Они даже порепетировали с Герцогиней, и Лора быстро поймала ритм. Научилась семенить точно в такт шага. Высочайшая сеньора даже изумилась:
— De tal palo, tal astilla… — как-то странно обмолвилась Герцогиня.
«Яблочко от яблони». При чем здесь яблоки, отцы и сыновья, Лора не поняла. Но нырнула под фижмы Герцогини. И семенила ее шагу в такт.
Его Величество и Её Высочество были в восторге, только страшный Бастард, Сицилиец, стоявший за троном, был всем недоволен и страшно скалил зубы. После того как Карлица выпорхнула из-под юбок Герцогини, пажи принесли и надели на нее ее собственные фижмы, куда меньше детских, какие носит десятилетняя инфанта, после чего она еще и начала играть на лютне.
Его Величество громко смеялся и даже закашлялся — «португальский портвейн ни в то горло пошел!». И инфанта весело подхихикивала.
Позже Герцогиня повторила эту шутку еще несколько раз, пока ей и всем вокруг не надоело. Но Лора к тому времени уже научилась так ловко и незаметно забираться под фижмы и двигаться с гранд-дамой в такт, что всё чаще стала делать это и в дни забав, и в дни интриг. Что, впрочем, неразделимо.
Сшитые по меркам пятилетнего принца штанишки ей по-прежнему впору. А рост ее так и остается ровно по пояс Герцогини. И весом в ее годы она не более откормленного домашнего кота.
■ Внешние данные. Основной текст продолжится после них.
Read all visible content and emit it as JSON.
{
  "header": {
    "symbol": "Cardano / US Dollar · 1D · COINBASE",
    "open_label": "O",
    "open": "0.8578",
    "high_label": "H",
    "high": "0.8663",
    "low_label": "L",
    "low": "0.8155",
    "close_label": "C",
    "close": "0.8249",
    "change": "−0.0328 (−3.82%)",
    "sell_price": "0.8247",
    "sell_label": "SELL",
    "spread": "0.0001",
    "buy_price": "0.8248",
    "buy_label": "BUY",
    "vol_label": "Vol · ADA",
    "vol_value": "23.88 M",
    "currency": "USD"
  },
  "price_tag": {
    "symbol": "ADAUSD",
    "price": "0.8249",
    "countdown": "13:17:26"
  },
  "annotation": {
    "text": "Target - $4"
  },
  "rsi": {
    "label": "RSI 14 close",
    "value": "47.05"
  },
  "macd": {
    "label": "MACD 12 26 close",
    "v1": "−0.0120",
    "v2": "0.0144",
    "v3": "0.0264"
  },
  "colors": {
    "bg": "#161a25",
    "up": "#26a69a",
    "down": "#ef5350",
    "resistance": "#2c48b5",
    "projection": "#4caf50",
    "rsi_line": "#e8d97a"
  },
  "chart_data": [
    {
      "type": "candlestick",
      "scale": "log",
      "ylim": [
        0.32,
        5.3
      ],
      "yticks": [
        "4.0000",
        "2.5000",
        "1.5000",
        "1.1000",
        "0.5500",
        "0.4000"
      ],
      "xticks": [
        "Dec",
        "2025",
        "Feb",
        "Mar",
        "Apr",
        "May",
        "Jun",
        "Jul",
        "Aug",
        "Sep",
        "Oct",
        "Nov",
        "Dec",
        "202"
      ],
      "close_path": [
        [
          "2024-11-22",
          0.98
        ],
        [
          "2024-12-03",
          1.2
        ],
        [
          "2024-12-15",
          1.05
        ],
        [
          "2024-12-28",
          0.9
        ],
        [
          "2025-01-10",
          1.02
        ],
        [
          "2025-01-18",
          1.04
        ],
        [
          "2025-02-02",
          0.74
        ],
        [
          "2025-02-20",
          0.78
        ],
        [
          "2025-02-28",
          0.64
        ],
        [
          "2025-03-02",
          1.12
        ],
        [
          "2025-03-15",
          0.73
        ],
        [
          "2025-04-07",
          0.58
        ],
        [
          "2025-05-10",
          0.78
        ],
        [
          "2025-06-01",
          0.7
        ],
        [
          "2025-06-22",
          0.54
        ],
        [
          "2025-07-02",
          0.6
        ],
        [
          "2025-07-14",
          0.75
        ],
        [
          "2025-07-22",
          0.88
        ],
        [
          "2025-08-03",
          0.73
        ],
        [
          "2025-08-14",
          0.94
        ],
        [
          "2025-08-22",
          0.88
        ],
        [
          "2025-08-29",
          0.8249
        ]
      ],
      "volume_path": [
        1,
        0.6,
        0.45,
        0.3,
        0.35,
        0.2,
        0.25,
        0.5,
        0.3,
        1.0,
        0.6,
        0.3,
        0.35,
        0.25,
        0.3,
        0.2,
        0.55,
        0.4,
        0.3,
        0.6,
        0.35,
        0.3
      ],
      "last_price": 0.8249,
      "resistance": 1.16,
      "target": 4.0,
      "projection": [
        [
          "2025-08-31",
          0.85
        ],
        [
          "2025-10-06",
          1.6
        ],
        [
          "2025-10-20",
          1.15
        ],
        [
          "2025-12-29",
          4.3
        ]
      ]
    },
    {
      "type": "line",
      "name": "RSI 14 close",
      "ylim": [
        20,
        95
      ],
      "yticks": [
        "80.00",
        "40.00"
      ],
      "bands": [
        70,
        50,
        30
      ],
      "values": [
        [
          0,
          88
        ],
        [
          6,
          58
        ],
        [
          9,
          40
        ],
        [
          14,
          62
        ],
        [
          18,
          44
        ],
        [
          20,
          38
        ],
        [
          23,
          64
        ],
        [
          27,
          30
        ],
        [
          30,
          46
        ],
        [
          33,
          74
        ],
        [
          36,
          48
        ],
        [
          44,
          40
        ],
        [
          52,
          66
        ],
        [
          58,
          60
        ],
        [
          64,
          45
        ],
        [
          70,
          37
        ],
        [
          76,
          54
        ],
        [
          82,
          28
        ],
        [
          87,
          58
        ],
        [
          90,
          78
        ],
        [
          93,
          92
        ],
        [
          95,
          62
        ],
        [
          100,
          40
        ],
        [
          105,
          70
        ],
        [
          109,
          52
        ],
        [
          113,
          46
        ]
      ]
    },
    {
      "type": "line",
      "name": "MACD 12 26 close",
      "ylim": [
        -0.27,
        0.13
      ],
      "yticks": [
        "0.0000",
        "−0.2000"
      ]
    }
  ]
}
Инфанта Мария Терезия — единственная оставшаяся в живых из всех королевских детей. Пятеро ее братьев и сестер родились мертвыми или не прожили и дня. Еще одна инфанта, тоже Мария, — Мария Анна Антония — прожила без малого год и отдала богу душу. Но самое страшное и для всего двора, и для Короля, и — главное! — самое страшное для ее Герцогини — три года назад скончался наследник престола шестнадцатилетний Бальтазар Карлос.